Leoš Heger (Foto: Filip Jandourek, Archiv des Tschechischen Rundfunks)
Minister Heger ist von der Haltung des Koalitionspartners nicht sonderlich begeistert, aber auch nicht überrascht:

„Die ODS bringt immer wieder zwei Einwände vor. Einerseits sei damit das Risiko verbunden, dass sich die Steuereinnahmen verringern könnten, wenn weniger Zigaretten verkauft würden. Wir glauben aber nicht, dass dem so ist, zumal die Abhängigkeit eines starken Rauchers vom Tabakkonsum wirklich hoch ist. Diese Abhängigkeit lässt sich mit der eines Heroinsüchtigen vergleichen. Der zweite Grund ist der, dass die ODS das Rauchen als eine Art Symbol der Liberalisierung und einer freien Gesellschaft ansieht, in der jeder auch die Freiheit hat, so gesund oder ungesund zu leben, wie er will.“

Foto: Kristýna Maková
Das aber, so der Gesundheitsminister, sei unverantwortlich vor allem gegenüber den Minderjährigen:

„Wir kämpfen nicht vorrangig darum, Rauchern klarzumachen, dass sie ihre Gewohnheiten einschränken müssen, um Nichtraucher nicht zu belästigen. Es geht vielmehr darum, Sorge dafür zu tragen, dass nicht auch Kinder und Jugendliche rauchen. Denn ihr Organismus wird davon wirklich geschädigt.“

Diese Sorge ist begründet, denn Erhebungen zufolge sind etwa 20 Prozent der 15-Jährigen in Tschechien schon regelmäßige Raucher. Jugendliche halten sich oft und gern in Gruppen auf, Kneipen aller Art sind hierbei ein beliebter Treffpunkt.
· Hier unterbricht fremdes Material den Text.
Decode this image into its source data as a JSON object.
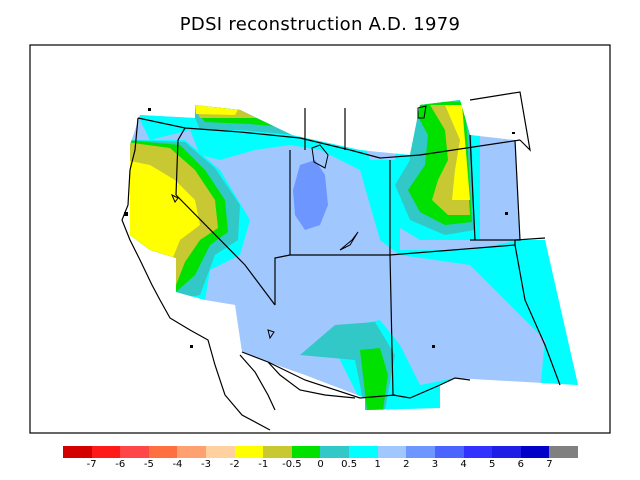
{
  "title": "PDSI reconstruction A.D. 1979",
  "legend": {
    "colors": [
      "#d40000",
      "#ff1a1a",
      "#ff4747",
      "#ff7040",
      "#ffa070",
      "#ffd0a0",
      "#ffff00",
      "#c8c832",
      "#00e100",
      "#32c8c8",
      "#00ffff",
      "#a0c8ff",
      "#6e96ff",
      "#4b64ff",
      "#3232ff",
      "#1e1ee6",
      "#0000c8",
      "#808080"
    ],
    "labels": [
      "-7",
      "-6",
      "-5",
      "-4",
      "-3",
      "-2",
      "-1",
      "-0.5",
      "0",
      "0.5",
      "1",
      "2",
      "3",
      "4",
      "5",
      "6",
      "7"
    ]
  }
}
Auch deshalb will Heger seinen Gesetzentwurf im Parlament unbedingt durchboxen, trotz aller Widerstände:

Foto: Kristýna Maková
„Es muss ständig Druck erzeugt werden in der Hoffnung, dass sich die Gesellschaft erziehen lässt und sich die schlechten Gewohnheiten austreiben lassen. Deswegen sind wir froh, jetzt einen solchen Gesetzentwurf vorlegen zu können. Auch wenn sich uns einige Widersacher in den Weg stellen: Wir wollen uns durchsetzen. Und wenn nicht, dann wurde wenigstens wieder ein halbes Jahr lang intensiv über dieses Thema in den Medien diskutiert. Dies wiederum ist eine der besten Kampagnen, die wir darüber machen können.“

Roto: Barbora Kmentová
Nach Hegers Vorstellung soll das neue Gesetz zum Tabakkonsum schon zu Beginn des kommenden Jahres in Kraft treten. Bis dahin wird es weitere Kampagnen gegen das Rauchen geben. Zum Welt-Nichtrauchertag am Freitag wird die gerade laufende Aufklärungsaktion „Odvykání kouření“ (Abgewöhnung des Rauchens) abgeschlossen.